Table of Contents
Both the srun and sbatch command have similar capabilities and set of parameters. srun is used to submit a job for execution in real time and blocks the terminal. You will not be able to issue other commands while the program executes and must have an open connection while the program runs. It is generally recommended to use srun for quick test runs and for simple workflows.
Running simple program
To queue a quick test program use:
srun -n4 -N1 <program run command>
here we have speciefied to allocate one node (-N1) and four tasks(cores) (-N4), and use defaults for other parameters.
Interactive Session
A common use case for srun is to open an interactive shell session on a cluster.
To start a interaactive session run:
srun -n1 --partition=<partition_name> --pty bash
This will allow direct access to a single node in a specific partition defined by parition_name once it is available.
For more information on partitions, click here. For a list of all srun parameters, click here.
Using sbatch
The typical way to run a job on a cluster is to write a submission script and run the sbatch command. This allows for greater control and parameter passing. Also sbatch jobs are stored in internal storage awaiting to be executed and the user can log out without affecting the submitted job.
Writing a run script
*** Note: Take a look at example_run_script.sh for a complete run script **
The very first line of the script must be the shebang. Such as,
#!/bin/bash
Directives
We can include sbatch parameter directives after the shebang to specify the parameters we wish to pass to SLURM. sbatch has the same parameters as srun. For a list of all sbatch parameters click here
Some example run script directives would be,
#SBATCH --job-name=name_of_job
#SBATCH --output=output_file_name.txt
#SBATCH --error=error_file_name.log
#SBATCH --ntasks=1
The above directives specify the job name, standard out, standard error file names and the number of tasks. If output and error are not specified, the output and error will be written to slurm_job_name.out by default.
Shell Commands
Finally, we can simply append the shell command to instruct SLURM to the desired program.
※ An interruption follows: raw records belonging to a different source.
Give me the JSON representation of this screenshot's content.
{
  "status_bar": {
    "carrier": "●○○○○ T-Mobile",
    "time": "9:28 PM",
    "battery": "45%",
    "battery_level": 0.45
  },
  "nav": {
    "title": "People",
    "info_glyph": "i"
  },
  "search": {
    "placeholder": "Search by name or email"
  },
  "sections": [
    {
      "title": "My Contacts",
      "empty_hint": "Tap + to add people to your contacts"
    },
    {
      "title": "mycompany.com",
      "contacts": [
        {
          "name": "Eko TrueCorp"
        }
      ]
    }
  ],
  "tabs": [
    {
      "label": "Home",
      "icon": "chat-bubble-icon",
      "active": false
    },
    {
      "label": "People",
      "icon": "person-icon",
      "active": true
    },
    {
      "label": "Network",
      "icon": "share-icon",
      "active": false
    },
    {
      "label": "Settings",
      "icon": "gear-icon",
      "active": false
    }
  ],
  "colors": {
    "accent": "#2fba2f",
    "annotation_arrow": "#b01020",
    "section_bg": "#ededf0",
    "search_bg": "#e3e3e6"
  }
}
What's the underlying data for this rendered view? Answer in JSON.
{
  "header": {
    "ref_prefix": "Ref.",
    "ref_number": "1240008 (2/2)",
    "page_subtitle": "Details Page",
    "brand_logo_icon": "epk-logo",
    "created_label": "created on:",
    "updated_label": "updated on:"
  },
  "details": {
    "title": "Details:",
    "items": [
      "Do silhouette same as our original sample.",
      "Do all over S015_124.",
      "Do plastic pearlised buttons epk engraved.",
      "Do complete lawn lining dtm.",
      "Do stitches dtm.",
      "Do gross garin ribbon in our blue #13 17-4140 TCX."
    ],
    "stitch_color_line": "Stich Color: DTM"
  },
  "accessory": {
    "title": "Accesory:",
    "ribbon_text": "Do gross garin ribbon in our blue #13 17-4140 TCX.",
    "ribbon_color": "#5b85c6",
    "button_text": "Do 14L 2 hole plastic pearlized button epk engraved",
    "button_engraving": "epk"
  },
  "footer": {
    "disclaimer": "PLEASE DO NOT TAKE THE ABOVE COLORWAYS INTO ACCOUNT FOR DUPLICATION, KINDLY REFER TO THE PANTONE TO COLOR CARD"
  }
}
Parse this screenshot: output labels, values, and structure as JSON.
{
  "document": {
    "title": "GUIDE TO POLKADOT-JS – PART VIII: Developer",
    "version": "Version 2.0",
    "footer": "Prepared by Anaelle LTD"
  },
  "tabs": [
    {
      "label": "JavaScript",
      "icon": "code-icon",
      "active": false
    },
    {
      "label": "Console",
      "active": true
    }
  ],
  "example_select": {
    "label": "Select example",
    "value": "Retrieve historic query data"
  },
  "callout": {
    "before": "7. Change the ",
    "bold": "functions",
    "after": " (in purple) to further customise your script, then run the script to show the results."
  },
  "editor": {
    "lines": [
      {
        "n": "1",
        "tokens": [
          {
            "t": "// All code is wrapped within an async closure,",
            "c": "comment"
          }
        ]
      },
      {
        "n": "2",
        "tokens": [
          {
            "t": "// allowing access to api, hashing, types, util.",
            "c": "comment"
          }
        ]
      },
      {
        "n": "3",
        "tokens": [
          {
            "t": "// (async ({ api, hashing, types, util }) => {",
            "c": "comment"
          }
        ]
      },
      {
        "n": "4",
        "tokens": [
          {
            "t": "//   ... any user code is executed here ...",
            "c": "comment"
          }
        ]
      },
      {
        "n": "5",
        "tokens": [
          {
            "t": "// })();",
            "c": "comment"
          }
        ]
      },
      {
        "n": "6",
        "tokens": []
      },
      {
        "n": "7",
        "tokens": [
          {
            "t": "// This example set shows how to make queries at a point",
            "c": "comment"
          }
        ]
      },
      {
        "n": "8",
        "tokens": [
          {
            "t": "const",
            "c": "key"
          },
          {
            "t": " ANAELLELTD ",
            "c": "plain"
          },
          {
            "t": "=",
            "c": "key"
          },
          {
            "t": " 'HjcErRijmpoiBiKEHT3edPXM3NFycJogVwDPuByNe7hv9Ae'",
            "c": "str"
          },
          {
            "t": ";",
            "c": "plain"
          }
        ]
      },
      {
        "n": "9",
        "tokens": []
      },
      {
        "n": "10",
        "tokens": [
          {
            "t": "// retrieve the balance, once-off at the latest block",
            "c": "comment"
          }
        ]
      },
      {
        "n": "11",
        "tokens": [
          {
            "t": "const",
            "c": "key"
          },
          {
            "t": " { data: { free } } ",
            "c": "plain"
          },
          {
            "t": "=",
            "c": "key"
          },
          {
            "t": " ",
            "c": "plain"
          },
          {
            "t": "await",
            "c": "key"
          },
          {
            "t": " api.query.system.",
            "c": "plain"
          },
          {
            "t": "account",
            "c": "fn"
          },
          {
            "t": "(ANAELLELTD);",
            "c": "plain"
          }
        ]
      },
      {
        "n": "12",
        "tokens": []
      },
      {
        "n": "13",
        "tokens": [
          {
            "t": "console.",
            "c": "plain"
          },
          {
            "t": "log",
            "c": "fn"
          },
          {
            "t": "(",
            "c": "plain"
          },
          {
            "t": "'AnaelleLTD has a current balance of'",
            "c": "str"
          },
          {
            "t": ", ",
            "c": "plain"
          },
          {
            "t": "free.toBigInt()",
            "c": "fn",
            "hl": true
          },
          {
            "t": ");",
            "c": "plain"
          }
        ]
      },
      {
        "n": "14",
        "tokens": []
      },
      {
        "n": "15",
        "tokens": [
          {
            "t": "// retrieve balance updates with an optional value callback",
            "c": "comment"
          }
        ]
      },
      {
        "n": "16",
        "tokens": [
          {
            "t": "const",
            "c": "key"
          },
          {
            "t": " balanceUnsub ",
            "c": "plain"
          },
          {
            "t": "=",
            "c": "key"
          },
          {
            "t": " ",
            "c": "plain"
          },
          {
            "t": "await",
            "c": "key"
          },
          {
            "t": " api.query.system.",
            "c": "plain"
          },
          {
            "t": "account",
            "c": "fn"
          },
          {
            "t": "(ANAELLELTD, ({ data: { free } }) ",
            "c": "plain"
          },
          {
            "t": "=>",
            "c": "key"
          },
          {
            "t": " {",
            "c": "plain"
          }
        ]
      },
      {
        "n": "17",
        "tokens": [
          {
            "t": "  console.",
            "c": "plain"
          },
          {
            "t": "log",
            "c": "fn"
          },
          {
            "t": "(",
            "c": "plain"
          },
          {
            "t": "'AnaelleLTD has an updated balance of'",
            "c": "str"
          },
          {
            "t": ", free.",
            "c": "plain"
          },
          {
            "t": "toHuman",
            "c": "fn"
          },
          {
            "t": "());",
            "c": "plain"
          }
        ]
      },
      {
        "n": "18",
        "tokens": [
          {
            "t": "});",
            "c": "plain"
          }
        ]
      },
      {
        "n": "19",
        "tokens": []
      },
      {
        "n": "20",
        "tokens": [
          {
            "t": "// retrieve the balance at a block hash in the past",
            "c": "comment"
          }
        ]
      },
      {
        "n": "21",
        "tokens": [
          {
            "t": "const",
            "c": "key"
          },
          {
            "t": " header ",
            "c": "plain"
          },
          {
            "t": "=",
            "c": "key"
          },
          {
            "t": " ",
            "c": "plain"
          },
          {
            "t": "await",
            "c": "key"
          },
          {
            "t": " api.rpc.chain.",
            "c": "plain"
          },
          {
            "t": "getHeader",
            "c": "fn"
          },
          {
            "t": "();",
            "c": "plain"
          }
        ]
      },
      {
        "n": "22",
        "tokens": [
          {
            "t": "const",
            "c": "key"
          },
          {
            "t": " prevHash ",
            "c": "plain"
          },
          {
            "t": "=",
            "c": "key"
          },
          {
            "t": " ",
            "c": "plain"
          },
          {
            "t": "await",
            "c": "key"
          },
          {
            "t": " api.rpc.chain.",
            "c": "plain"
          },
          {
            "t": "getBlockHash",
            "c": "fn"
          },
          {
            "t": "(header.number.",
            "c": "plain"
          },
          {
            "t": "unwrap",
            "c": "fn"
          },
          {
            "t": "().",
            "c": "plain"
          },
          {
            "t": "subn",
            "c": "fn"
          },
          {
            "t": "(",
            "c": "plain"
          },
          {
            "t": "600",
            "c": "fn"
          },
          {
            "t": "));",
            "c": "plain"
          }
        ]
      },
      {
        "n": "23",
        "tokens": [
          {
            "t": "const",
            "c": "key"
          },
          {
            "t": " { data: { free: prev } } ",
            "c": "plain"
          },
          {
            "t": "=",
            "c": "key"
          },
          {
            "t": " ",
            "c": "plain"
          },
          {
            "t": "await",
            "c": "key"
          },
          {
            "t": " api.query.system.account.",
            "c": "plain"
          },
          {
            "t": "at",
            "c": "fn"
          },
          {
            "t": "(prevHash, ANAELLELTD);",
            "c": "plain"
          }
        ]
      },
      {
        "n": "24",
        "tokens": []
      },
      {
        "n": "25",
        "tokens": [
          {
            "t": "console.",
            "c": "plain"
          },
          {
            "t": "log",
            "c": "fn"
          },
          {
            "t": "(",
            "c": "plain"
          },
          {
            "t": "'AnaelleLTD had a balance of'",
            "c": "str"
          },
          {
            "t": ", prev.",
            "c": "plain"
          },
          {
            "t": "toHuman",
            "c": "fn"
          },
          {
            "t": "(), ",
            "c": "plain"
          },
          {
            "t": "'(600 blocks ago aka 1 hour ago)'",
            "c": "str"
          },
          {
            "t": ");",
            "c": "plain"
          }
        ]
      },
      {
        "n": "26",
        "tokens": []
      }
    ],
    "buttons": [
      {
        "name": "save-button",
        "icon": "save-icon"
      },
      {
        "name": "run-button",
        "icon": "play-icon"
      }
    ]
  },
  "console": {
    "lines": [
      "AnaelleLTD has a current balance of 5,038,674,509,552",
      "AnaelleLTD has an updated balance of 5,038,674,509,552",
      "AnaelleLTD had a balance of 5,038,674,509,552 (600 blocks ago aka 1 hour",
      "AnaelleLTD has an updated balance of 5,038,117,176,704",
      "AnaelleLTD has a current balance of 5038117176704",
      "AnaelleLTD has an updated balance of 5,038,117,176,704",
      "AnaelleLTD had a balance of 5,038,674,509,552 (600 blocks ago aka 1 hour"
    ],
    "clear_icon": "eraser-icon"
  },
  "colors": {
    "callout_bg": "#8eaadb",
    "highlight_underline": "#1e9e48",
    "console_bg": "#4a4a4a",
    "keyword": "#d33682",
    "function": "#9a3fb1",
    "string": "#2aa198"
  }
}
program_run_command program
For example to run a python script we would write:
python python_Script.py
Parallel Programs
To run a MPI program, we would write:
module load OpenMPI
srun MPI_program.mpi
It is recommended to use srun inside of the sbatch run script, as srun automatically launches the required processes.
module load OpenMPI loads the MPI runtime library prior to running the program. For more information on modules, click here.
Submitting the run script
To use a run script to submit a job use:
sbatch --partition=partition_name run_script.sh
Customizing resource allocation
One of the important advantages of using Spiedie is the flexibility of hardware resources available to the user. You can tailor your resource request to suit the needs of your program.
Proper resource allocation also ensures your program runs as fast and efficiently as possibile and does not halt unexepectedly due to hardware resource shortages such as memory. It is also best practice to allocate the right amount of resources for SLURM to work as efficient as possible for the entire cluster.
Using Spiedie-specific Directvies or Features
One way to make sure your programs run properly is to run it on the correct partition, as stated above.
You can also use the feature flag to help properly allocate resources. For more information on partitions, click here.
To make use of a feature, such as the KNL nodes use:
srun -N1 -n40 -C="knl" ./program_to_run
The above command requests 40 cores for the program to run, which is only available on the Knights Landing Nodes. The -C (constraint) flag ensures that the program is only run on KNL nodes.
Increase memory allocation
In order to increase the default memory allocation (2GB), you can use the –mem flag for srun and sbatch to specify the memory needed per node.
For example:
srun -n1 --mem=4G ./program_to_run
The above job requests for 4 GB of memory for the default one node.
You can also request memory per core using the –mem-per-cpu flag.